Environment Blog / Green Technology

"Wonder material" wins Noble Prize for Manchester scientists

Model of graphene structure
Graphene -: CORE-Materials

Everything in our three-dimensional world has a width, length and height, or so we thought.

But scientists have now identified another class of — according to 2010 Nobel Prize winner Andre Geim — “wonder materials” that are stronger and stiffer than diamond, yet can be stretched like rubber.

They are one atom thick, he told New Scientist magazine (05 October 2010), “essentially two-dimensional planes of atoms shaved from conventional crystals, arranged in a honeycomb lattice. “


Geim, professor of physics at the University of Manchester, described graphene,  which he and his colleagues first isolated in 2004.

“Graphene is stronger and stiffer than diamond, yet can be stretched like rubber.
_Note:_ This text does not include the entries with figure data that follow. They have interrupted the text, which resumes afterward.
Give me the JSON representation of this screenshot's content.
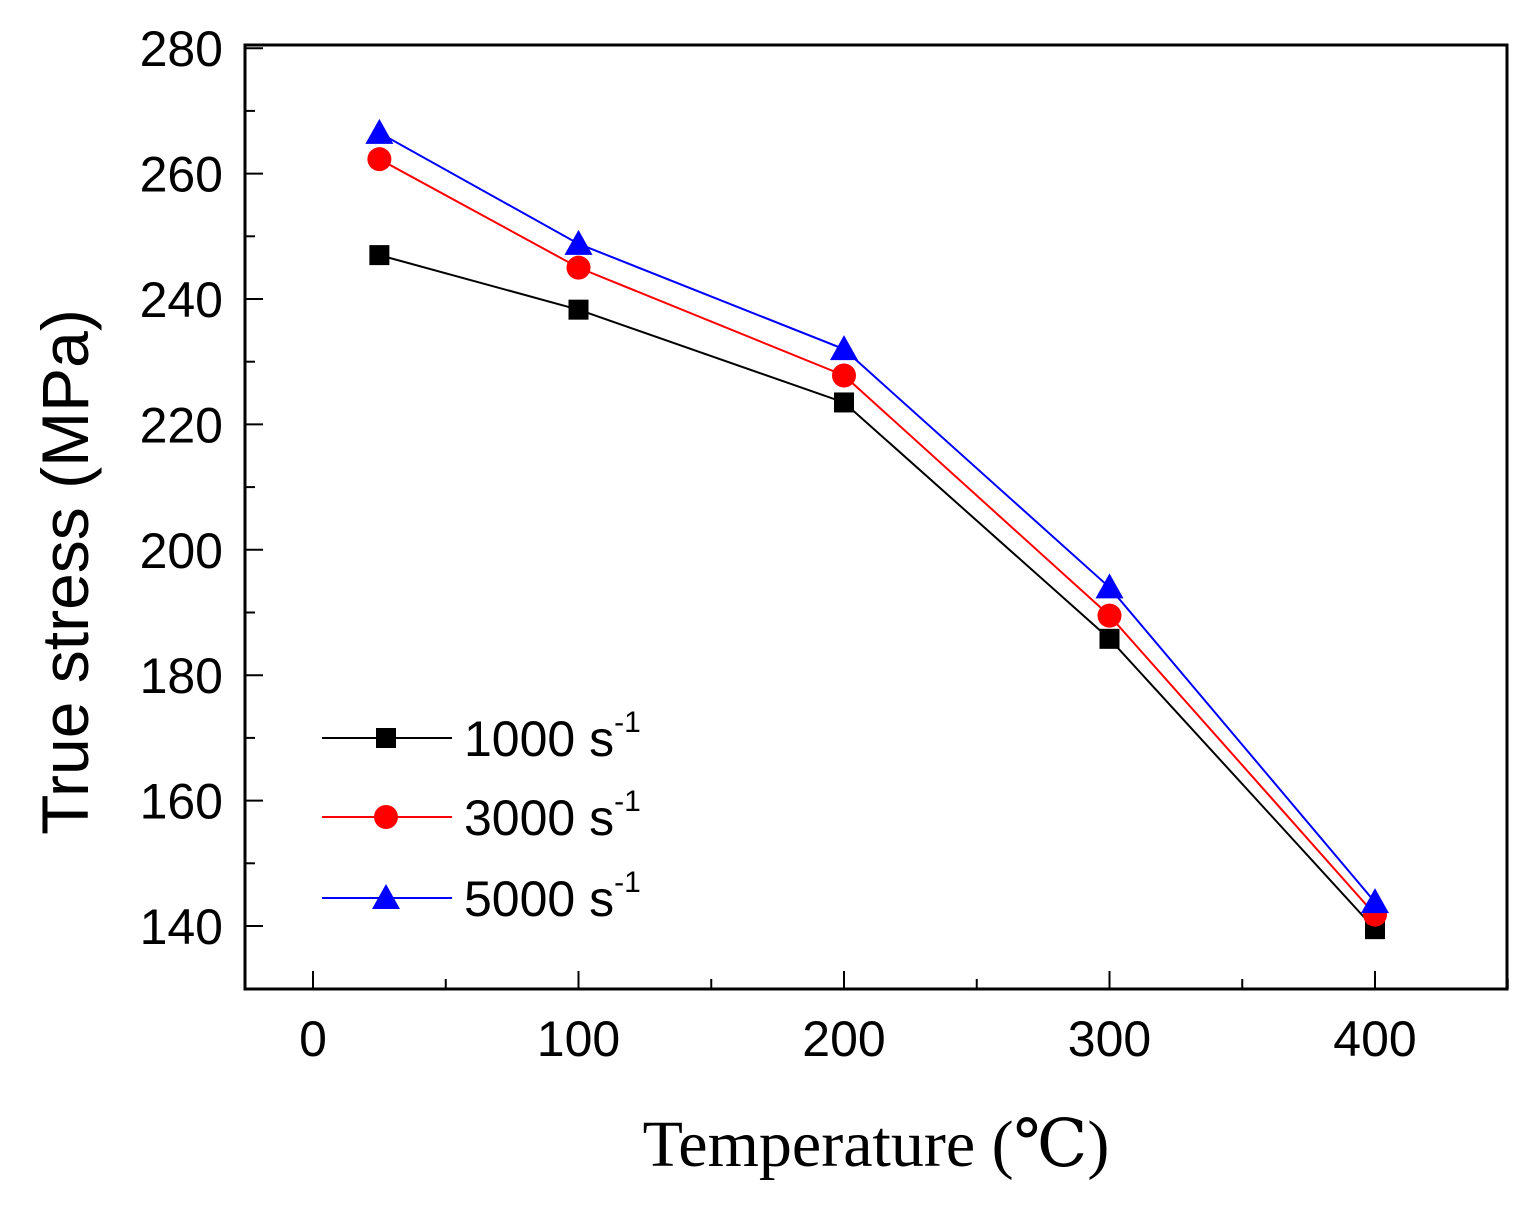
{
  "chart_data": {
    "type": "line",
    "title": "",
    "xlabel": "Temperature (℃)",
    "ylabel": "True stress (MPa)",
    "xlim": [
      -25,
      450
    ],
    "ylim": [
      130,
      280
    ],
    "xticks": [
      "0",
      "100",
      "200",
      "300",
      "400"
    ],
    "yticks": [
      "140",
      "160",
      "180",
      "200",
      "220",
      "240",
      "260",
      "280"
    ],
    "x": [
      25,
      100,
      200,
      300,
      400
    ],
    "series": [
      {
        "name": "1000 s",
        "exponent": "-1",
        "color": "#000000",
        "marker": "square",
        "values": [
          247,
          238.3,
          223.5,
          185.8,
          139.5
        ]
      },
      {
        "name": "3000 s",
        "exponent": "-1",
        "color": "#ff0000",
        "marker": "circle",
        "values": [
          262.3,
          245,
          227.8,
          189.5,
          141.8
        ]
      },
      {
        "name": "5000 s",
        "exponent": "-1",
        "color": "#0000ff",
        "marker": "triangle",
        "values": [
          266.5,
          248.8,
          232,
          194,
          143.8
        ]
      }
    ],
    "legend_position": "bottom-left",
    "grid": false
  }
}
Its surface area is the largest known for its weight.

“It is impermeable to gases or liquids. “It conducts heat and electricity better than copper, and can be made into transistors which are faster than those made from silicon.  There are high hopes for what we might accomplish with graphene.”
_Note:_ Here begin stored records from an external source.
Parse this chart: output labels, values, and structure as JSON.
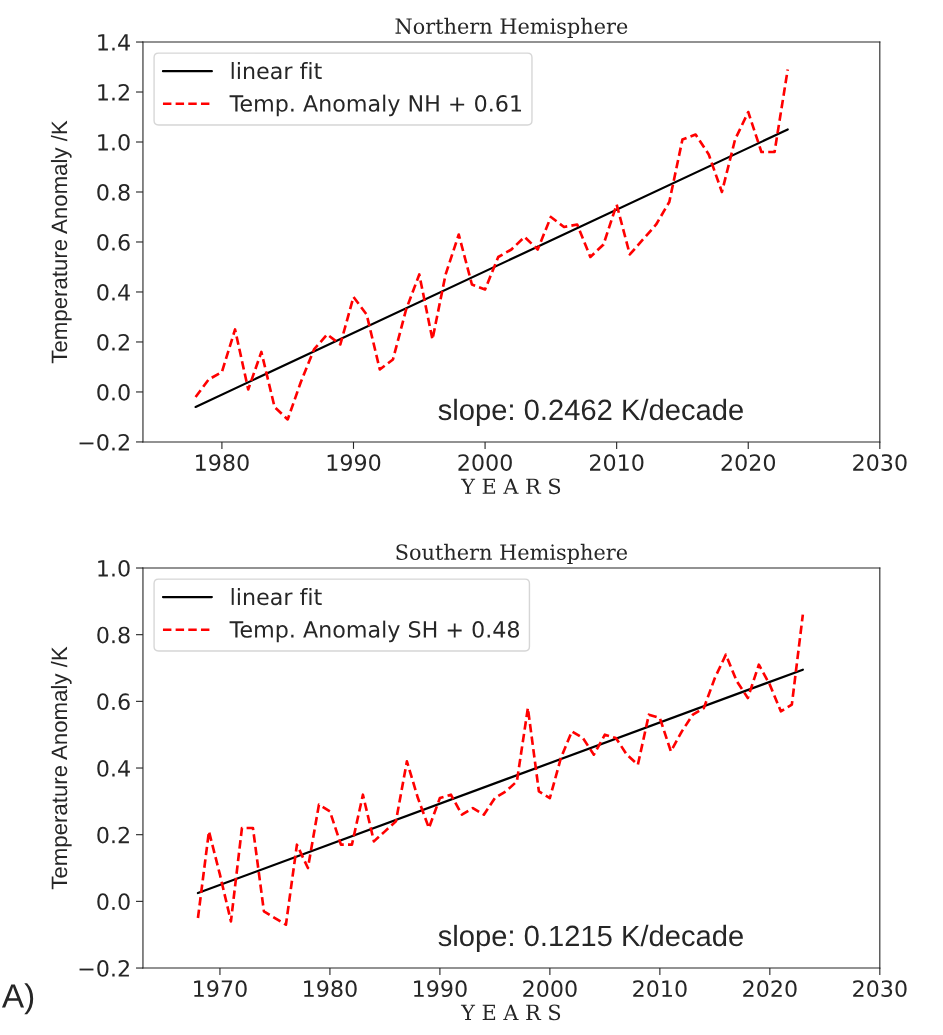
{
  "chart_data": [
    {
      "type": "line",
      "title": "Northern Hemisphere",
      "xlabel": "Y E A R S",
      "ylabel": "Temperature Anomaly /K",
      "series": [
        {
          "name": "linear fit",
          "color": "#000000",
          "line_style": "solid",
          "x": [
            1978,
            2023
          ],
          "values": [
            -0.06,
            1.05
          ]
        },
        {
          "name": "Temp. Anomaly NH + 0.61",
          "color": "#ff0000",
          "line_style": "dashed",
          "x": [
            1978,
            1979,
            1980,
            1981,
            1982,
            1983,
            1984,
            1985,
            1986,
            1987,
            1988,
            1989,
            1990,
            1991,
            1992,
            1993,
            1994,
            1995,
            1996,
            1997,
            1998,
            1999,
            2000,
            2001,
            2002,
            2003,
            2004,
            2005,
            2006,
            2007,
            2008,
            2009,
            2010,
            2011,
            2012,
            2013,
            2014,
            2015,
            2016,
            2017,
            2018,
            2019,
            2020,
            2021,
            2022,
            2023
          ],
          "values": [
            -0.02,
            0.05,
            0.08,
            0.25,
            0.01,
            0.16,
            -0.06,
            -0.11,
            0.04,
            0.17,
            0.23,
            0.19,
            0.38,
            0.31,
            0.09,
            0.13,
            0.33,
            0.47,
            0.21,
            0.47,
            0.63,
            0.43,
            0.41,
            0.54,
            0.57,
            0.62,
            0.57,
            0.7,
            0.66,
            0.67,
            0.54,
            0.59,
            0.75,
            0.55,
            0.61,
            0.67,
            0.76,
            1.01,
            1.03,
            0.95,
            0.8,
            1.01,
            1.12,
            0.96,
            0.96,
            1.29
          ]
        }
      ],
      "xlim": [
        1974,
        2030
      ],
      "xticks": [
        1980,
        1990,
        2000,
        2010,
        2020,
        2030
      ],
      "ylim": [
        -0.2,
        1.4
      ],
      "yticks": [
        {
          "value": -0.2,
          "label": "−0.2"
        },
        {
          "value": 0,
          "label": "0.0"
        },
        {
          "value": 0.2,
          "label": "0.2"
        },
        {
          "value": 0.4,
          "label": "0.4"
        },
        {
          "value": 0.6,
          "label": "0.6"
        },
        {
          "value": 0.8,
          "label": "0.8"
        },
        {
          "value": 1.0,
          "label": "1.0"
        },
        {
          "value": 1.2,
          "label": "1.2"
        },
        {
          "value": 1.4,
          "label": "1.4"
        }
      ],
      "legend": "top left",
      "annotations": [
        "slope: 0.2462 K/decade"
      ]
    },
    {
      "type": "line",
      "title": "Southern Hemisphere",
      "xlabel": "Y E A R S",
      "ylabel": "Temperature Anomaly /K",
      "series": [
        {
          "name": "linear fit",
          "color": "#000000",
          "line_style": "solid",
          "x": [
            1968,
            2023
          ],
          "values": [
            0.025,
            0.695
          ]
        },
        {
          "name": "Temp. Anomaly SH + 0.48",
          "color": "#ff0000",
          "line_style": "dashed",
          "x": [
            1968,
            1969,
            1970,
            1971,
            1972,
            1973,
            1974,
            1975,
            1976,
            1977,
            1978,
            1979,
            1980,
            1981,
            1982,
            1983,
            1984,
            1985,
            1986,
            1987,
            1988,
            1989,
            1990,
            1991,
            1992,
            1993,
            1994,
            1995,
            1996,
            1997,
            1998,
            1999,
            2000,
            2001,
            2002,
            2003,
            2004,
            2005,
            2006,
            2007,
            2008,
            2009,
            2010,
            2011,
            2012,
            2013,
            2014,
            2015,
            2016,
            2017,
            2018,
            2019,
            2020,
            2021,
            2022,
            2023
          ],
          "values": [
            -0.05,
            0.21,
            0.08,
            -0.06,
            0.22,
            0.22,
            -0.03,
            -0.05,
            -0.07,
            0.17,
            0.1,
            0.29,
            0.27,
            0.17,
            0.17,
            0.32,
            0.18,
            0.21,
            0.24,
            0.42,
            0.31,
            0.22,
            0.31,
            0.32,
            0.26,
            0.28,
            0.26,
            0.31,
            0.33,
            0.36,
            0.58,
            0.33,
            0.31,
            0.43,
            0.51,
            0.49,
            0.44,
            0.5,
            0.49,
            0.44,
            0.41,
            0.56,
            0.55,
            0.45,
            0.51,
            0.56,
            0.58,
            0.67,
            0.74,
            0.66,
            0.61,
            0.71,
            0.65,
            0.57,
            0.59,
            0.86
          ]
        }
      ],
      "xlim": [
        1963,
        2030
      ],
      "xticks": [
        1970,
        1980,
        1990,
        2000,
        2010,
        2020,
        2030
      ],
      "ylim": [
        -0.2,
        1.0
      ],
      "yticks": [
        {
          "value": -0.2,
          "label": "−0.2"
        },
        {
          "value": 0,
          "label": "0.0"
        },
        {
          "value": 0.2,
          "label": "0.2"
        },
        {
          "value": 0.4,
          "label": "0.4"
        },
        {
          "value": 0.6,
          "label": "0.6"
        },
        {
          "value": 0.8,
          "label": "0.8"
        },
        {
          "value": 1.0,
          "label": "1.0"
        }
      ],
      "legend": "top left",
      "annotations": [
        "slope: 0.1215 K/decade",
        "A)"
      ]
    }
  ]
}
Geim’s achievements (along with his colleague Konstantin Novoselov – they both won the 2010 Nobel Price in Physics for their work) were also reported in the Russian online  magazine www.russia-ic.com.
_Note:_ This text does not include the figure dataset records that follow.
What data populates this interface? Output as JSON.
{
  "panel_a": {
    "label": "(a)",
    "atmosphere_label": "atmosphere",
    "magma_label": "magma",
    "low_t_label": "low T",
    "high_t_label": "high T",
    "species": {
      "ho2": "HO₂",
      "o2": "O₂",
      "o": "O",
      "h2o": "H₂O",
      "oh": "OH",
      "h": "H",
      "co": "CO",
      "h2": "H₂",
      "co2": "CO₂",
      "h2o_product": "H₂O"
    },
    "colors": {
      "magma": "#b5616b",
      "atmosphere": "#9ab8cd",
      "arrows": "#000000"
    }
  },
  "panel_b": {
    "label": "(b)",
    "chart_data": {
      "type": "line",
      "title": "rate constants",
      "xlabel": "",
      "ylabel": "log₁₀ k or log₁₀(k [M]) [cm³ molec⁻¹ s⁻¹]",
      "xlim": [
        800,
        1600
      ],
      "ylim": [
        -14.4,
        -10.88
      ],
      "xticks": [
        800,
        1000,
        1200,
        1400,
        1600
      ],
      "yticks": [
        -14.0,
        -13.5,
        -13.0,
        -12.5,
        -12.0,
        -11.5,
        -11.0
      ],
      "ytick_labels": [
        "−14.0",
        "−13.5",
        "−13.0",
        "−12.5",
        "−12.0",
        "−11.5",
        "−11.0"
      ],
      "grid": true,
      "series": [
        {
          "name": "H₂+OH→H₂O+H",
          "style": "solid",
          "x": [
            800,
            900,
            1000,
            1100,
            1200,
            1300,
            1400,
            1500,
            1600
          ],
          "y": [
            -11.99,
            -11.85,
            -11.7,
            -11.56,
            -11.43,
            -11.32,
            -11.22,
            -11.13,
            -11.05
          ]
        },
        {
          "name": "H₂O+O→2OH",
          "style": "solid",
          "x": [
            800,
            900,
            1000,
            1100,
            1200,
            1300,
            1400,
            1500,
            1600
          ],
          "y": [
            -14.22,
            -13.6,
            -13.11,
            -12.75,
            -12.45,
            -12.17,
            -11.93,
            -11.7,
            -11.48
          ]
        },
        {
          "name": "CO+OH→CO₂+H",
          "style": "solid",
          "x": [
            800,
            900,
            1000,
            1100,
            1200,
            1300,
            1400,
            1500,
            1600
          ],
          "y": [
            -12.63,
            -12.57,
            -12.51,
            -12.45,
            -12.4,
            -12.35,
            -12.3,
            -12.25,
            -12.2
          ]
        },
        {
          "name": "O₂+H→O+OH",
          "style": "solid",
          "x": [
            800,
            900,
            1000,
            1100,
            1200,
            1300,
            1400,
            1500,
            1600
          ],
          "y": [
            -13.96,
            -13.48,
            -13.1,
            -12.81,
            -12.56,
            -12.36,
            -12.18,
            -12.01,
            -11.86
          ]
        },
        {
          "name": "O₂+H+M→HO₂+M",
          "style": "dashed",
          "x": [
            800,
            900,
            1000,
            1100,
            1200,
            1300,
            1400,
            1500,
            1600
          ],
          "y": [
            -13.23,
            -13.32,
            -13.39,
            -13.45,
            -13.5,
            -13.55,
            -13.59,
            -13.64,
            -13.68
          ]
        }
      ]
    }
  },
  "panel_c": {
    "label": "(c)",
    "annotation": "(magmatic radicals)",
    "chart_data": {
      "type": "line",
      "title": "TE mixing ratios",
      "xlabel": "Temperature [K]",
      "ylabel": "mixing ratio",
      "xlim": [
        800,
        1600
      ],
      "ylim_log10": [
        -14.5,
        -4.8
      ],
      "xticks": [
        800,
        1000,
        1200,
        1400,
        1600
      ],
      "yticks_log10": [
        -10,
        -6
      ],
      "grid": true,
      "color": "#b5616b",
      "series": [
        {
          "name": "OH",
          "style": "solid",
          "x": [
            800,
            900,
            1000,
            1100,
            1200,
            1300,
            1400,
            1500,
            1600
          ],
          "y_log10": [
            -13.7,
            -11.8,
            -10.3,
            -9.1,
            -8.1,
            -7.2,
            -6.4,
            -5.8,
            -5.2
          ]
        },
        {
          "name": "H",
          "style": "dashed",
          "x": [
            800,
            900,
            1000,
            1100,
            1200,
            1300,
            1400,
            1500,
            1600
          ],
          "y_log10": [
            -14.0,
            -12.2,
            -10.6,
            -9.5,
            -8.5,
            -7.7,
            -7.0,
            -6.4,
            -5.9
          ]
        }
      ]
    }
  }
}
“Think of it as a sheet of chicken-wire that is just a single atom thick, but also lightweight, strong (more than 100 times stronger than steel), airtight, stretchable, transparent and an excellent conductor of both electricity and light. If graphene were in a Hollywood movie, scientists would complain that no such material could possibly exist in the real world.”

It noted that part of the fascination with graphene is its possible role as the successor to silicon in new generations of electronic devices.

“If you look around, everything around you has width, length and thickness,” Andre Geim told the magazine. “And essentially, six years ago, we stumbled on a new class of materials which has one of those dimensions missing. It’s always nice to find a new class of materials, but it turns out this is not just a material that is only one atom thick, but that its properties are very different from what we know about the normal materials in the world around us. Its full impact might not become apparent for years.”